Lavorare presso un distributore di benzina è una scelta concreta per chi cerca un’occupazione stabile, spesso a contatto diretto con il pubblico. Ma quanto si guadagna davvero in questo ruolo?

Un addetto ai distributori di carburanti, all’inizio della sua carriera, percepisce in media tra 947 € e 1.544 € lordi al mese. Questa fascia retributiva tiene conto di diversi fattori: il tipo di contratto, la regione d’Italia e l’azienda per cui si lavora. La settimana lavorativa è generalmente di 40 ore, con turni che possono includere notti, festivi e weekend, soprattutto nei distributori aperti 24 ore su 24.

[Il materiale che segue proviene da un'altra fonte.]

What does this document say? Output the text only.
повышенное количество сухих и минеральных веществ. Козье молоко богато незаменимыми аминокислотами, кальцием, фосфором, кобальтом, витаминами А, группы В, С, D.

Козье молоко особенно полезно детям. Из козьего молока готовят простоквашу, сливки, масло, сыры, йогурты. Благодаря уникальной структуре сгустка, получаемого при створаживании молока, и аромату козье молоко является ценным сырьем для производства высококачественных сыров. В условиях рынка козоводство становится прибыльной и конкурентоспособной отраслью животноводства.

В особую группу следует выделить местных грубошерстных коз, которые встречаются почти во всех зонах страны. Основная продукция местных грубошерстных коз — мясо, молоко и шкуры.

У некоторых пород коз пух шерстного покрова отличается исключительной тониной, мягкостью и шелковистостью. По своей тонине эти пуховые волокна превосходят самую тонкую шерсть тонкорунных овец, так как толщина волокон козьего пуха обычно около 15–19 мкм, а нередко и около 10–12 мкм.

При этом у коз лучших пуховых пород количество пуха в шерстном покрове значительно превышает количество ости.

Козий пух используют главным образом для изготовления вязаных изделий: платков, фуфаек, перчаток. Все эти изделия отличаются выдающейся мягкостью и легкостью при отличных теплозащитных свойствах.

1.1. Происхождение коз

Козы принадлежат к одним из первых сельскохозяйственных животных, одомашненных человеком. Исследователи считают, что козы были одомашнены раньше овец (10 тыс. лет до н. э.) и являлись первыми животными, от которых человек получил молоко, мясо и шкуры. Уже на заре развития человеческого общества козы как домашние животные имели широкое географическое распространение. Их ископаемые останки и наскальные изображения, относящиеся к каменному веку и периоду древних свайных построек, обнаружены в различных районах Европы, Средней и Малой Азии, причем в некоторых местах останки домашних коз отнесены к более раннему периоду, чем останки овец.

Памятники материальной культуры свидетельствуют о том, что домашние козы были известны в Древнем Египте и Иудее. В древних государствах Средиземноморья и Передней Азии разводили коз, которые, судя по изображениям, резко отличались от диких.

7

Dopo circa cinque anni di esperienza, lo stipendio può crescere, posizionandosi tra 1.141 € e 1.862 € lordi mensili. In alcuni casi, chi dimostra affidabilità e competenza può assumere responsabilità aggiuntive, come la gestione del turno o la supervisione del punto vendita, con un conseguente miglioramento economico.

È importante ricordare che si tratta di redditi lordi: la cifra effettiva in busta paga sarà inferiore, a causa di tasse e contributi. Tuttavia, questo lavoro offre spesso buoni pasto, contributi previdenziali e, in alcuni casi, benefit aggiuntivi come sconti sui carburanti o trasporti aziendali.

Nonostante non sia un mestiere ad alto guadagno, rimane una professione accessibile e con possibilità di crescita, soprattutto per chi decide di specializzarsi o passare a ruoli tecnici o amministrativi all’interno della stessa azienda.